Two other conservatives, David Schweikert of Arizona and Walter Jones of North Carolina, have been removed from the Financial Services Committee. All four men were notified by the House Steering Committee, which makes committee assignments, that they will be reassigned elsewhere. The Representatives involved and the conservative groups who support them are up in arms over the changes. A statement released by Huelskamp said:

“[Leadership] might think they have silenced conservatives but removing me and others from key committees only confirms our conservative convictions. This is clearly a vindictive move and a sure sign that the GOP establishment cannot handle disagreement.”
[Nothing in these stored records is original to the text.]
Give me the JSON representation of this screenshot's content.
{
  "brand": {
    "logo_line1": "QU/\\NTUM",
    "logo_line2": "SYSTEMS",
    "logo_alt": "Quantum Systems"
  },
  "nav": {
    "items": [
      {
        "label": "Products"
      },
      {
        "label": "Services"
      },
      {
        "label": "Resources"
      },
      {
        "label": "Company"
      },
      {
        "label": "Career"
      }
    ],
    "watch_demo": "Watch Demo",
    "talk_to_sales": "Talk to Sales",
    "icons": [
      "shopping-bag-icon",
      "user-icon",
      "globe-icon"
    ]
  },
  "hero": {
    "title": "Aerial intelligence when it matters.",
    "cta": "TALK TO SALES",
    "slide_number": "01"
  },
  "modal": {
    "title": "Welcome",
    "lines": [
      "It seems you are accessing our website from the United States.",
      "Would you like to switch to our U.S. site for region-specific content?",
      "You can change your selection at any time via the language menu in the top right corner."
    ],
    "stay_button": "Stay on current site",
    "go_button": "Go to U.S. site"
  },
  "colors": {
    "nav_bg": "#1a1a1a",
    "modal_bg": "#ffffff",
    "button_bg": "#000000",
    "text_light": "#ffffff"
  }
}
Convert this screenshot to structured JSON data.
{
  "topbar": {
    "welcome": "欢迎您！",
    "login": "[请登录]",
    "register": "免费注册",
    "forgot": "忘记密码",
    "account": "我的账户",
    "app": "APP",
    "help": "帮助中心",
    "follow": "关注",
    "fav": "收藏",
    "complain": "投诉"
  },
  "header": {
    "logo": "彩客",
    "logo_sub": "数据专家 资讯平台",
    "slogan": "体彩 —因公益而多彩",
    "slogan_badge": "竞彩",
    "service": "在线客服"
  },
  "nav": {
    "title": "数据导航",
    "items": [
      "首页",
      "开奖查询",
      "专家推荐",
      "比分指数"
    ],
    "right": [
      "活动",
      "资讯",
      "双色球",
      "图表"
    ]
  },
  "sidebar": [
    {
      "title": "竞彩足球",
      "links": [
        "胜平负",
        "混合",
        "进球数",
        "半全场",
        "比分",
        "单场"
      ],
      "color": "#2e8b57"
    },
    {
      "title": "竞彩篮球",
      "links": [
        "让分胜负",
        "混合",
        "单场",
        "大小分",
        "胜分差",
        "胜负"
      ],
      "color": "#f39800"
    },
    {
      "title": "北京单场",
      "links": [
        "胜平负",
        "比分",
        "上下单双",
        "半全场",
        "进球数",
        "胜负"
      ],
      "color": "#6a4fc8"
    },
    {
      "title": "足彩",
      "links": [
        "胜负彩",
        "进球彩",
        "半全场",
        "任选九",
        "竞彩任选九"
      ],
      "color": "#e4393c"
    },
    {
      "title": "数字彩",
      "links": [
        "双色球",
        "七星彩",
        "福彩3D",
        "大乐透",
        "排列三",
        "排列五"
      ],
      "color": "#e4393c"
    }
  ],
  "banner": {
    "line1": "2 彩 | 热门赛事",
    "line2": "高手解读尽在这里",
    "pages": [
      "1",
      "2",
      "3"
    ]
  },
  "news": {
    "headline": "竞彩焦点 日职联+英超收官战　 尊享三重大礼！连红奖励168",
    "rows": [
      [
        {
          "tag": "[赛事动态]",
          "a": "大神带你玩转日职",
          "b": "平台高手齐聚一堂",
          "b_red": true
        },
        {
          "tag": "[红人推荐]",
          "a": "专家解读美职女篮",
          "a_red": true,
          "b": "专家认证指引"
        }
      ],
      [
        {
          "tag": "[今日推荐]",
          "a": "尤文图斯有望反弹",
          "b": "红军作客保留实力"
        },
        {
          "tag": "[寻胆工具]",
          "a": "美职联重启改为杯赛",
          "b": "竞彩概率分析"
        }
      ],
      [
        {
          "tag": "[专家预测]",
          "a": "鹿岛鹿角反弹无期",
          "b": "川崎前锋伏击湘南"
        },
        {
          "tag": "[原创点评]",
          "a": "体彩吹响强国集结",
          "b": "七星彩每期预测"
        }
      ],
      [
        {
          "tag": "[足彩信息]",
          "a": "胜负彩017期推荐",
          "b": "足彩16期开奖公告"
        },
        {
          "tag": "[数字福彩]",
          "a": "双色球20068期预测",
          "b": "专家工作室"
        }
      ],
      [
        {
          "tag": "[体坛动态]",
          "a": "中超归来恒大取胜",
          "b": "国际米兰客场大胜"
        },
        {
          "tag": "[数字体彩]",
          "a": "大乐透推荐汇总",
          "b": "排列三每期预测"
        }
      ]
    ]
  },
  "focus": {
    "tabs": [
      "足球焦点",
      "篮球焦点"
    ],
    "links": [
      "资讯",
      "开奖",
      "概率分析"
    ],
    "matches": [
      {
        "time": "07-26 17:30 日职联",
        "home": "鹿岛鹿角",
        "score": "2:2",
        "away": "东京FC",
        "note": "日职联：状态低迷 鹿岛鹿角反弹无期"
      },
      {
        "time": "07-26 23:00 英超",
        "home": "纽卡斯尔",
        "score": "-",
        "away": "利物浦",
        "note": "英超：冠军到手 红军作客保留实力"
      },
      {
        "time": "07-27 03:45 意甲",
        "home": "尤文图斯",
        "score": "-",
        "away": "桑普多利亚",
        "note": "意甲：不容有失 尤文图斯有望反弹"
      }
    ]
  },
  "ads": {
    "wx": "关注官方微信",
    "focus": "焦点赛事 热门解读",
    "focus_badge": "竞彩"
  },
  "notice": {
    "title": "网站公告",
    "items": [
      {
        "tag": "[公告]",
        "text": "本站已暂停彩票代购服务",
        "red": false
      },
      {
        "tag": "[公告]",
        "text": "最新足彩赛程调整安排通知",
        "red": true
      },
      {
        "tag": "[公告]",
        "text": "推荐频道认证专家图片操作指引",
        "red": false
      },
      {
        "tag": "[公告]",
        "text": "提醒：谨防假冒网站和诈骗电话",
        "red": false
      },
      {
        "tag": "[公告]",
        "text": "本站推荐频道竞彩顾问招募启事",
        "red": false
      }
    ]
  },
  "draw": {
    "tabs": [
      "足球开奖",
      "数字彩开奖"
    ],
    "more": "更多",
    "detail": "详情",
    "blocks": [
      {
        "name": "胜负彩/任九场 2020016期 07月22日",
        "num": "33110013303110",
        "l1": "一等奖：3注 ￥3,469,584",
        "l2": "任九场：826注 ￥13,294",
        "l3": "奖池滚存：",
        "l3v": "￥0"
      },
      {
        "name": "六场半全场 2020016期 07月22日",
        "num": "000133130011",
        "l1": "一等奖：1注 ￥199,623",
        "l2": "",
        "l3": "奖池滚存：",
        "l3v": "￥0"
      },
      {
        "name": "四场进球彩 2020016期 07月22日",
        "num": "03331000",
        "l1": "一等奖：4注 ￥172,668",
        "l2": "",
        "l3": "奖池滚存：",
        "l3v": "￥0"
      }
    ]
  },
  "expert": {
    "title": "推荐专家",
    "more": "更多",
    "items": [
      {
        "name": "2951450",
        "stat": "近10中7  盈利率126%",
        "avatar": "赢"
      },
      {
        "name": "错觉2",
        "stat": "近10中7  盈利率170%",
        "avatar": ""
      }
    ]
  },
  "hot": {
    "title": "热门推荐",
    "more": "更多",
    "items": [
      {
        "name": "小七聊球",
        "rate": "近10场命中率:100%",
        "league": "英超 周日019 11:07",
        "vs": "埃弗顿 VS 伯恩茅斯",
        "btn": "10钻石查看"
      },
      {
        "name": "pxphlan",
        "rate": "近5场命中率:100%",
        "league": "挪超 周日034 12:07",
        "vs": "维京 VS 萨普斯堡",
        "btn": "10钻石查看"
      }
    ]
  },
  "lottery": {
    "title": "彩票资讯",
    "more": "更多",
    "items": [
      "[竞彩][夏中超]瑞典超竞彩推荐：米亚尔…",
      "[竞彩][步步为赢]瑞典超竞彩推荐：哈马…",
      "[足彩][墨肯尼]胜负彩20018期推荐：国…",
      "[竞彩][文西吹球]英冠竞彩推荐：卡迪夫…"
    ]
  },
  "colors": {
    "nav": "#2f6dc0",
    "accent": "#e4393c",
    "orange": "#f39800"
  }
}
FreedomWorks, a conservative non-profit group, sent a letter to its supporters urging them to call Speaker Boehner in protest. According to their figures, Amash has a 100% lifetime approval rating with the group, while Huelskamp and Schweikert have a 96%–near perfect agreement. FreedomWork’s president, Matt Kibbe, had this to say:

“This is a clear attempt on the part of Republican leadership to punish those in Washington who vote the way they promised their constituents they would — on principle — instead of mindlessly rubber-stamping trillion dollar deficits and the bankrupting of America.”

The conservative Super PAC, Club for Growth, also weighed in–on the side of ideological purity and against ever submitting to compromise:

“Congressmen Schweikert, Huelskamp, and Amash are now free of the last remnants of establishment leverage against them. We expect that these three defenders of economic freedom will become even bolder in their efforts to defend the taxpayers against the big spenders in both parties.”

Let the battle for the soul of the Grand Old Party begin. And may the country be the ultimate winner.